Polanski wins best director at Cesars, prompting walkout protest

PARIS--Roman Polanski cast a shadow over France's Cesar Awards on Friday even as he won best directing for his film "An Officer and a Spy," with several women in the audience walking out in protest at honouring a man facing rape accusations.


  The French-Polish director's dozen nominations had divided opinion in France, a country where the #MeToo movement that inspired women globally to out powerful men for sexual misconduct has struggled to gain traction.
  Polanski, 86, whose film also picked up awards for best adaptation and best costume designer, stayed away from the event, saying he feared he would be lynched. Controversy had swirled around the inclusion in the awards programme of Polanski, who fled the United States for France in the late 1970s after admitting raping a 13-year-old girl, and faces more recent allegations of sexual assault. Polanski denies the latest accusations against him.
  During the ceremony, the biggest night on the French cinema calendar, Polanski served as both lightning rod and punch line, with the ceremony's host quipping about paedophilia. "It is the last (event) of one era and the first of another," actress Sandrine Kiberlain said.
  Among those who left the venue early was leading actress Adele Haenel, who last year revealed she had been sexually abused as a child by another director. Haenel told the New York Times before the ceremony that France had "missed the boat" on #MeToo and criticised the Cesar Awards for recognising Polanski.
  "Distinguishing Polanski is spitting in the face of all victims. It means raping women isn't that bad," she said.
  Protesters outside clashed with police shortly before the biggest names in French film arrived at the Pleynel concert hall, but none made it onto the red carpet. Nearby, other protesters peacefully waved placards reading "Shame on an industry that protects rapists."

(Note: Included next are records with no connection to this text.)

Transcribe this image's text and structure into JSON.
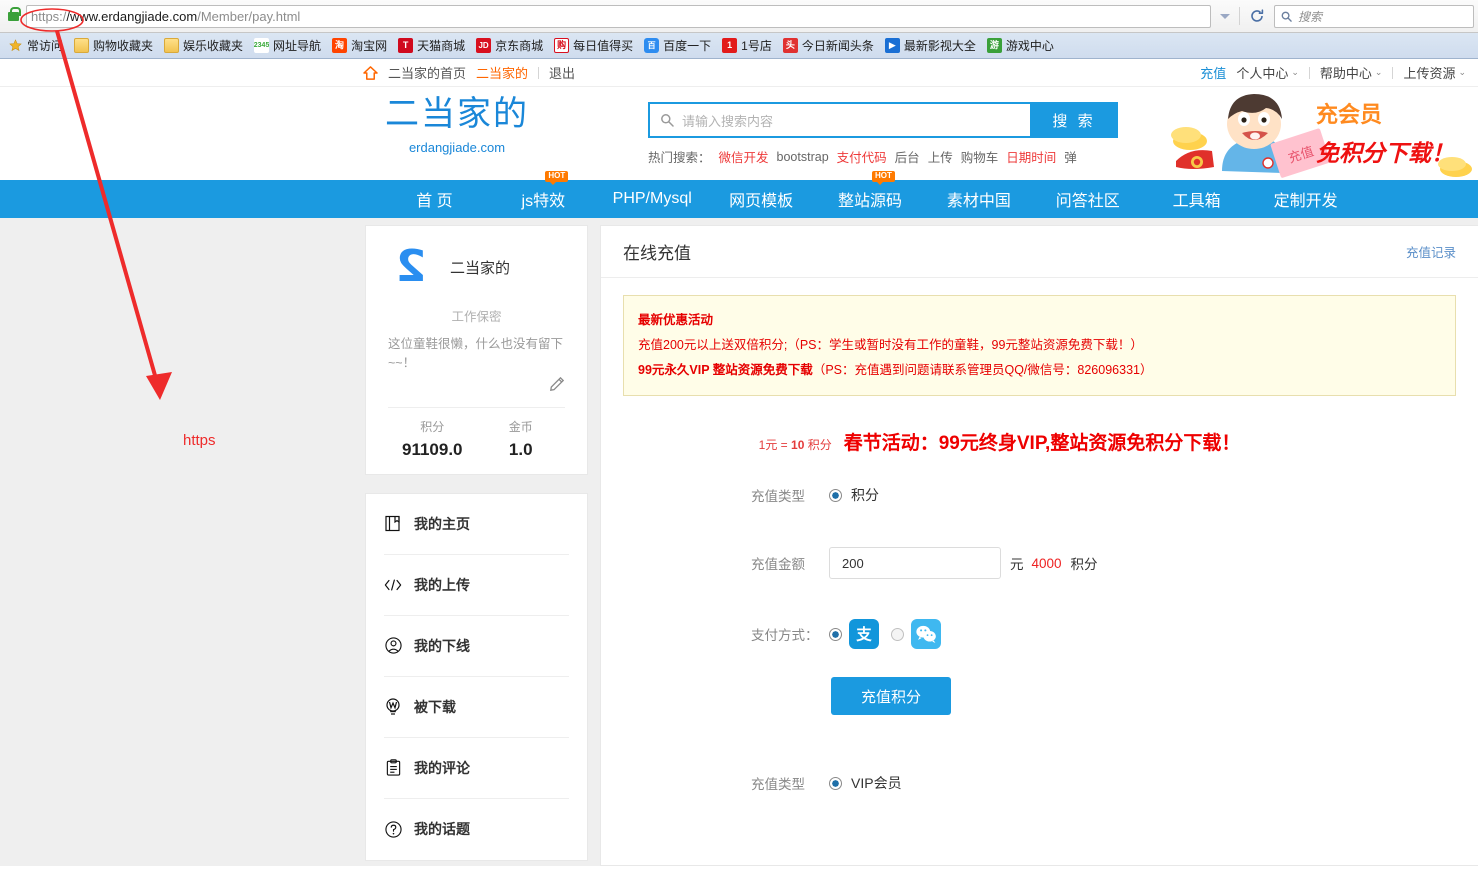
{
  "browser": {
    "url_scheme": "https:/",
    "url_host": "/www.erdangjiade.com",
    "url_path": "/Member/pay.html",
    "url_full": "https://www.erdangjiade.com/Member/pay.html",
    "search_placeholder": "搜索",
    "lock_icon": "lock-icon",
    "reload_icon": "reload-icon",
    "dropdown_icon": "chevron-down-icon",
    "bookmarks": [
      {
        "label": "常访问",
        "icon": "star-icon",
        "icon_class": ""
      },
      {
        "label": "购物收藏夹",
        "icon": "folder-icon",
        "icon_class": "ico-folder",
        "glyph": ""
      },
      {
        "label": "娱乐收藏夹",
        "icon": "folder-icon",
        "icon_class": "ico-folder",
        "glyph": ""
      },
      {
        "label": "网址导航",
        "icon": "2345-icon",
        "icon_class": "ico-2345",
        "glyph": "2345"
      },
      {
        "label": "淘宝网",
        "icon": "taobao-icon",
        "icon_class": "ico-taobao",
        "glyph": "淘"
      },
      {
        "label": "天猫商城",
        "icon": "tmall-icon",
        "icon_class": "ico-tmall",
        "glyph": "T"
      },
      {
        "label": "京东商城",
        "icon": "jd-icon",
        "icon_class": "ico-jd",
        "glyph": "JD"
      },
      {
        "label": "每日值得买",
        "icon": "gou-icon",
        "icon_class": "ico-gou",
        "glyph": "购"
      },
      {
        "label": "百度一下",
        "icon": "baidu-icon",
        "icon_class": "ico-baidu",
        "glyph": "百"
      },
      {
        "label": "1号店",
        "icon": "yihaodian-icon",
        "icon_class": "ico-yihao",
        "glyph": "1"
      },
      {
        "label": "今日新闻头条",
        "icon": "toutiao-icon",
        "icon_class": "ico-tou",
        "glyph": "头"
      },
      {
        "label": "最新影视大全",
        "icon": "video-icon",
        "icon_class": "ico-video",
        "glyph": "▶"
      },
      {
        "label": "游戏中心",
        "icon": "game-icon",
        "icon_class": "ico-game",
        "glyph": "游"
      }
    ]
  },
  "topbar": {
    "home_label": "二当家的首页",
    "user_label": "二当家的",
    "logout_label": "退出",
    "right_items": [
      {
        "label": "充值",
        "has_caret": false
      },
      {
        "label": "个人中心",
        "has_caret": true
      },
      {
        "label": "帮助中心",
        "has_caret": true
      },
      {
        "label": "上传资源",
        "has_caret": true
      }
    ]
  },
  "header": {
    "logo_main": "二当家的",
    "logo_sub": "erdangjiade.com",
    "search_placeholder": "请输入搜索内容",
    "search_button": "搜 索",
    "hot_label": "热门搜索：",
    "hot_keywords": [
      {
        "text": "微信开发",
        "red": true
      },
      {
        "text": "bootstrap",
        "red": false
      },
      {
        "text": "支付代码",
        "red": true
      },
      {
        "text": "后台",
        "red": false
      },
      {
        "text": "上传",
        "red": false
      },
      {
        "text": "购物车",
        "red": false
      },
      {
        "text": "日期时间",
        "red": true
      },
      {
        "text": "弹",
        "red": false
      }
    ],
    "banner_line1": "充会员",
    "banner_line2": "免积分下载！",
    "banner_coupon_text": "充值"
  },
  "mainnav": {
    "items": [
      {
        "label": "首 页",
        "hot": false
      },
      {
        "label": "js特效",
        "hot": true,
        "badge": "HOT"
      },
      {
        "label": "PHP/Mysql",
        "hot": false
      },
      {
        "label": "网页模板",
        "hot": false
      },
      {
        "label": "整站源码",
        "hot": true,
        "badge": "HOT"
      },
      {
        "label": "素材中国",
        "hot": false
      },
      {
        "label": "问答社区",
        "hot": false
      },
      {
        "label": "工具箱",
        "hot": false
      },
      {
        "label": "定制开发",
        "hot": false
      }
    ]
  },
  "profile": {
    "avatar_glyph": "2",
    "name": "二当家的",
    "job": "工作保密",
    "bio": "这位童鞋很懒，什么也没有留下~~！",
    "edit_icon": "pencil-icon",
    "stats": [
      {
        "label": "积分",
        "value": "91109.0"
      },
      {
        "label": "金币",
        "value": "1.0"
      }
    ]
  },
  "sidebar": {
    "items": [
      {
        "label": "我的主页",
        "icon": "book-icon"
      },
      {
        "label": "我的上传",
        "icon": "code-icon"
      },
      {
        "label": "我的下线",
        "icon": "user-circle-icon"
      },
      {
        "label": "被下载",
        "icon": "lightbulb-icon"
      },
      {
        "label": "我的评论",
        "icon": "clipboard-icon"
      },
      {
        "label": "我的话题",
        "icon": "question-circle-icon"
      }
    ]
  },
  "panel": {
    "title": "在线充值",
    "record_link": "充值记录",
    "promo": {
      "heading": "最新优惠活动",
      "line2": "充值200元以上送双倍积分;（PS：学生或暂时没有工作的童鞋，99元整站资源免费下载！）",
      "line3_bold": "99元永久VIP 整站资源免费下载",
      "line3_rest": "（PS：充值遇到问题请联系管理员QQ/微信号：826096331）"
    },
    "rate_note_pre": "1元 = ",
    "rate_note_num": "10",
    "rate_note_post": " 积分",
    "festival_text": "春节活动：99元终身VIP,整站资源免积分下载！",
    "form": {
      "type_label": "充值类型",
      "type_option_points": "积分",
      "amount_label": "充值金额",
      "amount_value": "200",
      "amount_unit": "元",
      "amount_points": "4000",
      "amount_points_unit": "积分",
      "pay_label": "支付方式：",
      "pay_alipay": "alipay-icon",
      "pay_wechat": "wechat-icon",
      "submit_label": "充值积分",
      "type_label2": "充值类型",
      "type_option_vip": "VIP会员"
    }
  },
  "annotation": {
    "label": "https",
    "color": "#ee2b2b",
    "ellipse_name": "url-scheme-highlight",
    "arrow_name": "annotation-arrow"
  }
}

  "An Officer and a Spy" chronicles the persecution of French Jewish army officer Alfred Dreyfus in the 1890s. It lost out on best film to "Les Miserables".
  Polanski himself survived the Holocaust, while his mother died in a Nazi concentration camp. He shot to fame in the United States with his 1968 Hollywood film "Rosemary's Baby".
  Polanski's cast and production team boycotted the Cesars on Friday after Culture Minister Franck Riester said the success of a director accused of sexual violence would send the wrong signal in the #MeToo era.
  French photographer Valentine Monnier last year accused Polanski of raping her in 1975 when she was an 18-year-old model and actress. Polanski has denied the charge.
  It is the second time in five months that recognition of Polanski, who was expelled last year from the Academy of Motion Picture Arts and Sciences - which bestows the Oscars - has prompted disquiet. Organisers of the Venice Film Festival drew criticism for including Polanski's work in the programme. It went on to take the festival's Silver Lion Grand Jury in September.
  The French awards come in the same week that Harvey Weinstein, once one of Hollywood’s most influential producers, was convicted of sexual assault and rape by a New York court. Several male actors tiptoed carefully around the subject of Polanski on Friday night.
  "I hope that we will always be able to continue playing the game of seduction with each other in cinema and in real life. There, I made it, I offended no one," said actor and director Mathieu Kassovitz.
  Critics of the #MeToo movement in France say it is puritanical and fuelled by a hatred of men. Ahead of the Cesars, former French film star Brigitte Bardot rallied support for Polanski.